Adams joined the Yale faculty in 2004 after serving as Arthur F. Thurnau Professor and associate professor of sociology at the University of Michigan. In addition to her work on state formation, she has written extensively on the historical sociology of family and gender. She also teaches both undergraduate and graduate courses on social theory. Her current research interests are wide ranging: ongoing projects address agency relations and transitions to modernity, and race, gender, and the representation of academic knowledge on Wikipedia and other digital platforms.

Her book “The Familial State: Ruling Families and Merchant Capitalism in Early Modern Europe” (2005) won the Gaddis Smith Book Prize, and her papers have twice won the Barrington Moore Jr. Award for Best Article given by the American Sociological Association’s section in Comparative and Historical Sociology. She has served as president of the Social Science History Association, and held fellowships from the Russell Sage Foundation, the American Council of Learned Societies, and the Fulbright Foundation. Her work on Wikipedia has been supported by the National Science Foundation.

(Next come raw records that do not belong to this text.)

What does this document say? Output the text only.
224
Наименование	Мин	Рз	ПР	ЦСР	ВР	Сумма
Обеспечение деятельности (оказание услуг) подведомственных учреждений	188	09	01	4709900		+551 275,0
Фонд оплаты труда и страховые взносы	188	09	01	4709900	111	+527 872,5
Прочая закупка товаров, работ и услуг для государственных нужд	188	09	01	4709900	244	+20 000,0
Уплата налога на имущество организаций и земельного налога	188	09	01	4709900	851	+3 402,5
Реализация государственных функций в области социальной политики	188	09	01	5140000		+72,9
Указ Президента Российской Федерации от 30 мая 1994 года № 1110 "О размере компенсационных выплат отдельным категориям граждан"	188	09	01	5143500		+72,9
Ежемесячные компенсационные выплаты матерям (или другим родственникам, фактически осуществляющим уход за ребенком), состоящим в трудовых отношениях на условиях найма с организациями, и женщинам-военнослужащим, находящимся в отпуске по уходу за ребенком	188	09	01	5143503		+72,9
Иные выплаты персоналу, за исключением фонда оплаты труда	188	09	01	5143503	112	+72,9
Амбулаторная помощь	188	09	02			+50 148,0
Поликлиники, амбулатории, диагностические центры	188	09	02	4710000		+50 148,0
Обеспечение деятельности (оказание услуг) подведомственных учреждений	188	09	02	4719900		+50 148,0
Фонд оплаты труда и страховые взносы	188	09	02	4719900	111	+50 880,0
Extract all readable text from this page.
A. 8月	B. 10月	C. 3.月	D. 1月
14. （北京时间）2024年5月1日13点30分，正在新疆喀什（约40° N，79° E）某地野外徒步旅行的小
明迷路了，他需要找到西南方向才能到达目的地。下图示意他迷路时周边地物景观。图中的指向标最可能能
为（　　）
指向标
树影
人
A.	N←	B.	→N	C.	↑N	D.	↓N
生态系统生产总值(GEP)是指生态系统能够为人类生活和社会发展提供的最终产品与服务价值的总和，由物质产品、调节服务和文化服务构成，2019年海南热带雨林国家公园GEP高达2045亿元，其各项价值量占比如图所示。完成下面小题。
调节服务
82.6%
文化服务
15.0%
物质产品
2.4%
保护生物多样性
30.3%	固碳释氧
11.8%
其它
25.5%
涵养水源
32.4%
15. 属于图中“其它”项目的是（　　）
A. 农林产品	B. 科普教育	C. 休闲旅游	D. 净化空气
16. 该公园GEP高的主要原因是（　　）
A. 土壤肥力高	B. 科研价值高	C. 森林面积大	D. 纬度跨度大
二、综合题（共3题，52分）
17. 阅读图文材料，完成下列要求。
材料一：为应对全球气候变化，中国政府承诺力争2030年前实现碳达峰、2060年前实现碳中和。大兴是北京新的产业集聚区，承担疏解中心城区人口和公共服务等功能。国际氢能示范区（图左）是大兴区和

Adams’s service to the university is exceptional. Since 2014, she has served as Head (then Master) of Grace Hopper (then Calhoun) College. Without her calm, wise, dedicated presence, an already-difficult time in Yale history would have been even more challenging to finesse, said FAS Dean Tamar Gendler. Her successful leadership of the College during a time of campus turmoil required a subtle understanding of the needs of multiple constituencies, an extraordinary capacity to listen and communicate effectively, and the devotion of hundreds of hours of time and energy and attention.

Since 2018, she has chaired the Council of Heads of College and has distinguished herself as a leader in that capacity.

In addition to her leadership in the residential colleges, Adams has served in a number of key administrative capacities: from 2013 to 2014, she was deputy provost for Social Sciences and Faculty Development and Diversity, and from 2012 to 2014, chair of the Division of Social Sciences Advisory Committee. Previously, she chaired the Department of Sociology from 2010 to 2013. She also directed the Fox International Fellowship Program and chaired the International Affairs Council at the MacMillan Center for international and Area Studies.

Adams’s mentorship of graduate students was recognized with the Graduate School of Arts and Sciences Mentor Award in 2011. Her students have expressed their respect for her encouragement of their intellectual curiosity and autonomy, her attentiveness, and her capacity to provide incisive feedback on their work.

Adams is a University of Wisconsin-Madison Ph.D. and completed her undergraduate work at Reed College.